All clients today (and probably back then) have options to limit bandwidth consumption including throttling, scheduling, and total data transfer caps. For serving mostly HTML and images, dedicating even 10% of a home broadband connection to serving content would allow many, many people per day to access archived pages.
Cheer2171|1 year ago
But it is over 50 petabytes and the IA gets a huge amount of traffic through the regular web that they need to serve quickly and efficiently to their users.
Guess what has happened over 6 years of decentralization of 50 TB? People only seed what they want or care about and there aren't enough seeders to host. They set all this up and nobody volunteers. You're a DWeb advocate and you haven't been seeding. That's a recipe for disaster if they rely on the goodness of volunteer seeders. The IA's mission is broader. DWeb will ever only compliment the IAs mission.
https://blog.archive.org/2021/02/18/behind-the-scenes-of-the...
https://www.bleepingcomputer.com/news/technology/archiveorg-...
ksymph|1 year ago
> there is no information on how users can get involved in the decentralized version of Archive.org and who the peers are that are distributing the content.
The other link doesn't mention how people could help host data either. If there is a way, then it seems like more of a marketing issue if those willing are unaware or unable to figure out how. I can't find any actionable steps on how to contribute.

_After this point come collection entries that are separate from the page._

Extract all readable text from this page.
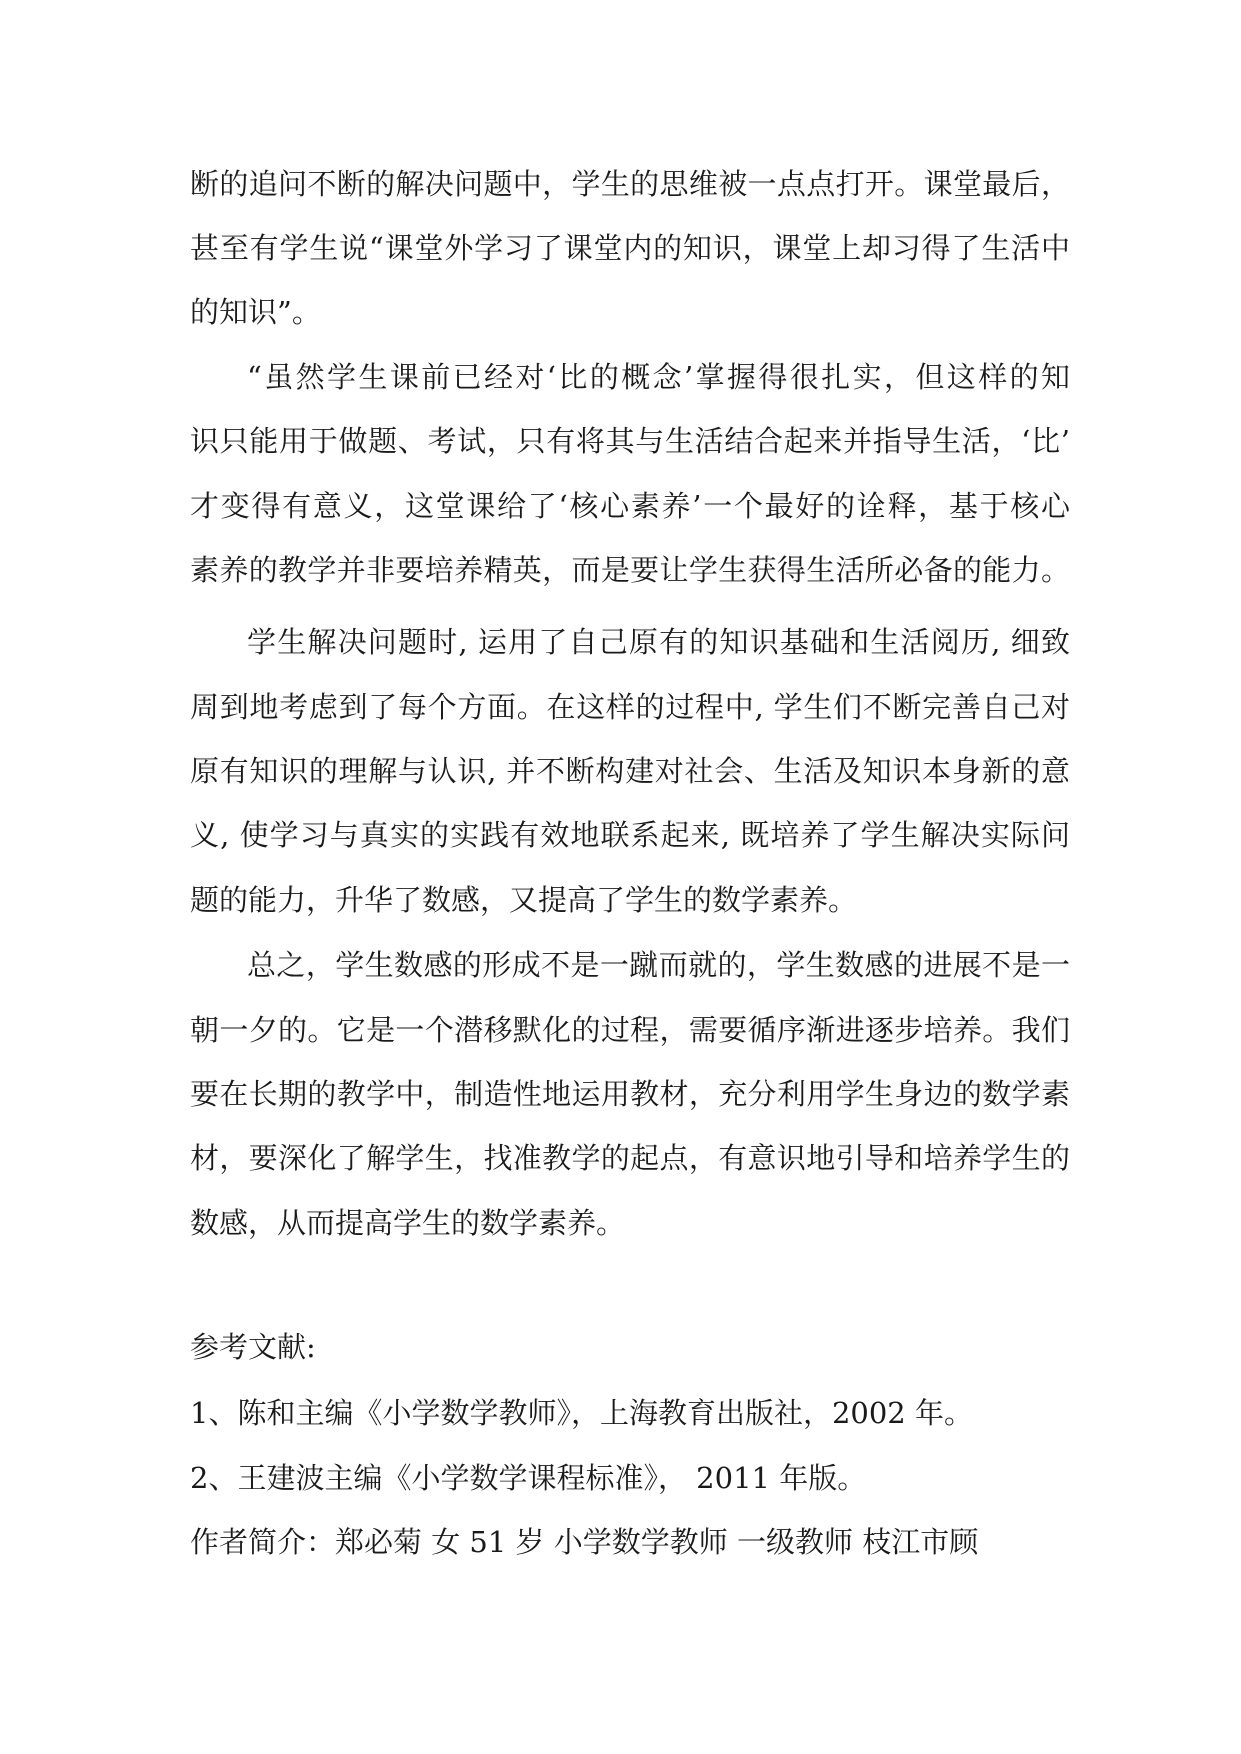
断的追问不断的解决问题中，学生的思维被一点点打开。课堂最后，
甚至有学生说“课堂外学习了课堂内的知识，课堂上却习得了生活中
的知识”。
“虽然学生课前已经对‘比的概念’掌握得很扎实，但这样的知
识只能用于做题、考试，只有将其与生活结合起来并指导生活，‘比’
才变得有意义，这堂课给了‘核心素养’一个最好的诠释，基于核心
素养的教学并非要培养精英，而是要让学生获得生活所必备的能力。
学生解决问题时, 运用了自己原有的知识基础和生活阅历, 细致
周到地考虑到了每个方面。在这样的过程中, 学生们不断完善自己对
原有知识的理解与认识, 并不断构建对社会、生活及知识本身新的意
义, 使学习与真实的实践有效地联系起来, 既培养了学生解决实际问
题的能力，升华了数感，又提高了学生的数学素养。
总之，学生数感的形成不是一蹴而就的，学生数感的进展不是一
朝一夕的。它是一个潜移默化的过程，需要循序渐进逐步培养。我们
要在长期的教学中，制造性地运用教材，充分利用学生身边的数学素
材，要深化了解学生，找准教学的起点，有意识地引导和培养学生的
数感，从而提高学生的数学素养。
参考文献:
1、陈和主编《小学数学教师》，上海教育出版社，2002 年。
2、王建波主编《小学数学课程标准》， 2011 年版。
作者简介：郑必菊 女 51 岁 小学数学教师 一级教师 枝江市顾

edit - it seems the dweb version was a frontend for archive.org testing serving IA content over alternative protocols. It was never finished or expanded on unfortunately. Links to it are dead but here's the github repo https://github.com/internetarchive/dweb-archive
tonetegeatinst|1 year ago
I found a dataset I wanted to hoard but the authors website was gone. A dataset site had a torrent and I said great I'll just torrent and seed that and help keep the thing alive, turns out I can't find a single seeder for the torrent.
lukas099|1 year ago
creer|1 year ago
Mistletoe|1 year ago
I’ve always been fascinated by this post.
unknown|1 year ago
[deleted]
tomrod|1 year ago
seestem|1 year ago
uniqueuid|1 year ago
Bittorrent works well for popular things but fails for marginal content (unless some really dedicated individuals step in.)

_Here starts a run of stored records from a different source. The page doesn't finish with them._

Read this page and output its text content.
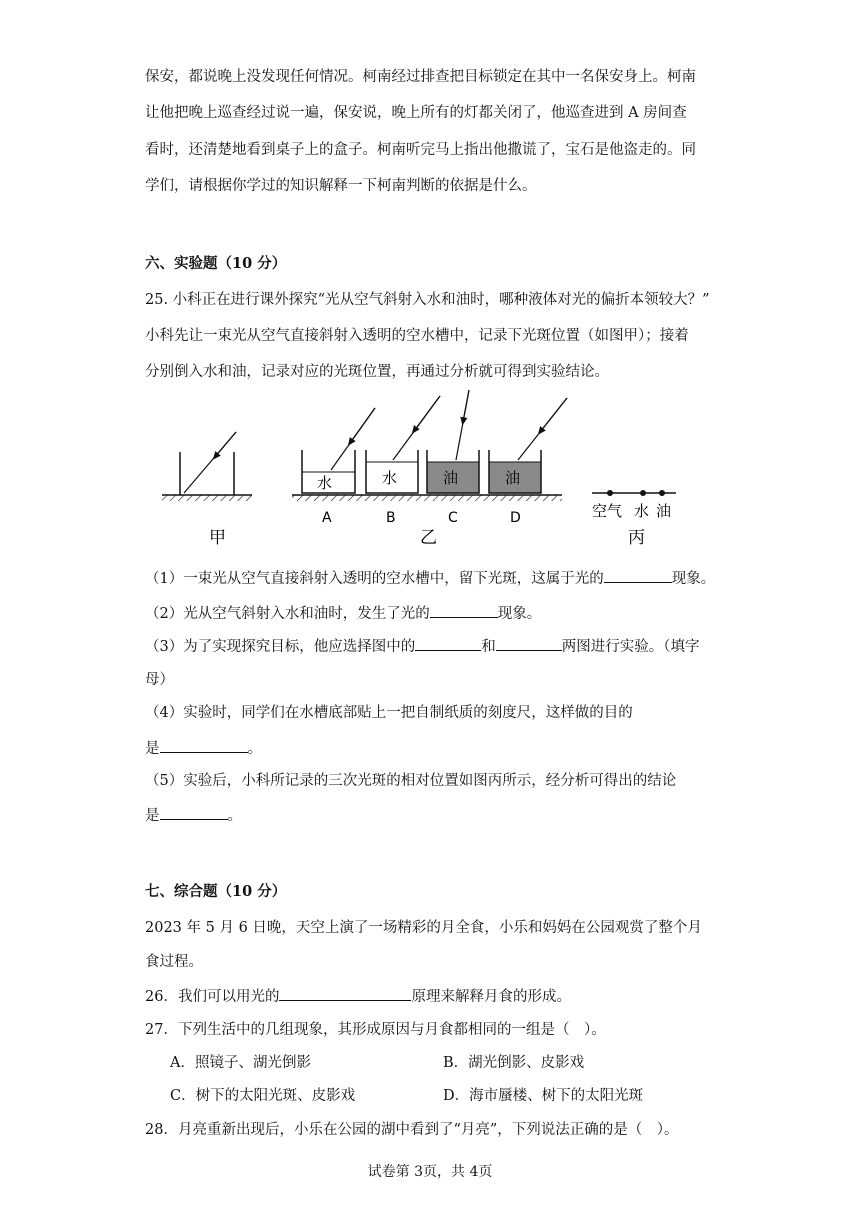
保安，都说晚上没发现任何情况。柯南经过排查把目标锁定在其中一名保安身上。柯南
让他把晚上巡查经过说一遍，保安说，晚上所有的灯都关闭了，他巡查进到 A 房间查
看时，还清楚地看到桌子上的盒子。柯南听完马上指出他撒谎了，宝石是他盗走的。同
学们，请根据你学过的知识解释一下柯南判断的依据是什么。
六、实验题（10 分）
25. 小科正在进行课外探究“光从空气斜射入水和油时，哪种液体对光的偏折本领较大？”
小科先让一束光从空气直接斜射入透明的空水槽中，记录下光斑位置（如图甲）；接着
分别倒入水和油，记录对应的光斑位置，再通过分析就可得到实验结论。
甲
水
A
水
B
油
C
油
D
乙
空气 水 油
丙
（1）一束光从空气直接斜射入透明的空水槽中，留下光斑，这属于光的	现象。
（2）光从空气斜射入水和油时，发生了光的	现象。
（3）为了实现探究目标，他应选择图中的	和	两图进行实验。（填字
母）
（4）实验时，同学们在水槽底部贴上一把自制纸质的刻度尺，这样做的目的
是	。
（5）实验后，小科所记录的三次光斑的相对位置如图丙所示，经分析可得出的结论
是	。
七、综合题（10 分）
2023 年 5 月 6 日晚，天空上演了一场精彩的月全食，小乐和妈妈在公园观赏了整个月
食过程。
26．我们可以用光的	原理来解释月食的形成。
27．下列生活中的几组现象，其形成原因与月食都相同的一组是（　）。
A．照镜子、湖光倒影	B．湖光倒影、皮影戏
C．树下的太阳光斑、皮影戏	D．海市蜃楼、树下的太阳光斑
28．月亮重新出现后，小乐在公园的湖中看到了“月亮”，下列说法正确的是（　）。
试卷第 3页，共 4页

What the internet archive provides is a way to have access to many many resources which you didn't know you needed in advance.
unknown|1 year ago
[deleted]
TZubiri|1 year ago
nikisweeting|1 year ago
I think Archive.org should still exist too (and ArchiveBox donates + submits URLs to Archive.org too), but having a self-hosted option where you can archive personal stuff that requires a login, and do P2P sharing with with fine grained permissions is a gap that should be filled.
Aiming to archive the entire internet is Archive.org's goal, aiming to archive the part of the internet YOU care about is our goal.
sourcepluck|1 year ago
[I know that some percentage between 95 and 100 of crypto projects are a scam. I personally believe this one isn't, after much diligent reading. Whether it gets released or does what it claims it will do is another question, but please do spare me the kneejerk anti-crypto reactions, if you can. Just because they're almost all money-making scams, doesn't mean they're all money-making scams.]
mrtksn|1 year ago
Unless I'm missing something, an archive is not something small or something that's just as good when part of it is missing.
dusted|1 year ago
nikisweeting|1 year ago
Kuinox|1 year ago
thrownaway561|1 year ago
maire|1 year ago
At that time our son was using it for games. He goes away to college and came home for the first school break. I get a phone call from our internet provider asking if our son was home. I was so shocked and handed the phone to our son.

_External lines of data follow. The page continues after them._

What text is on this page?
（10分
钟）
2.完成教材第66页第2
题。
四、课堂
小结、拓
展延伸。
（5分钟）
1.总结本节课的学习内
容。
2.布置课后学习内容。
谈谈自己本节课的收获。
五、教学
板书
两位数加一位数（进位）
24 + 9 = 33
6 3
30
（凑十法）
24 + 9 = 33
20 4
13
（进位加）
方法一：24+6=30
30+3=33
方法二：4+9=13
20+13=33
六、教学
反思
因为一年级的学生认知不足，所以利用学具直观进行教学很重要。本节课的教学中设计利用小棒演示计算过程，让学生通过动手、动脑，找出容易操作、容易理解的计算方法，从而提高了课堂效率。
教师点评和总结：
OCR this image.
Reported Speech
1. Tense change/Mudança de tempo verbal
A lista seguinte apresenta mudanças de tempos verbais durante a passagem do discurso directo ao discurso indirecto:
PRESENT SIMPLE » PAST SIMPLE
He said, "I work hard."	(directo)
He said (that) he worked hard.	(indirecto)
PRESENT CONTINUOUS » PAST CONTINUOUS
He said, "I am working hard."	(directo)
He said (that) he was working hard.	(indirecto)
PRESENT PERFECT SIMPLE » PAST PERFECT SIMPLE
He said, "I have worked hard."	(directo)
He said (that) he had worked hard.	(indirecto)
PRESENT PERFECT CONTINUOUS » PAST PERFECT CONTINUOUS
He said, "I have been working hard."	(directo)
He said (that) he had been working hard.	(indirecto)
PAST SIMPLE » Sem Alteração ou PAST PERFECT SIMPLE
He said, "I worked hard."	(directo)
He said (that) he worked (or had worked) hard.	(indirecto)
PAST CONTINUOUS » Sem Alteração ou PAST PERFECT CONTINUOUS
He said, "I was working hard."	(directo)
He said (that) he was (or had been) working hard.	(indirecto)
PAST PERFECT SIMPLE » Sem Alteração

Apparently at that time bittorrent was optimizing for the most efficient path to a host. Since we had relatively good connection, the mighty weight of the internet was funnelling through our tiny internet provider to our son's computer. The provider (without our knowing it) had made a deal with our son that he would only turn on bittorrent between midnight and 6 AM. I doubt other providers would be so generous.
I have been sceptical of bittorrent since that day.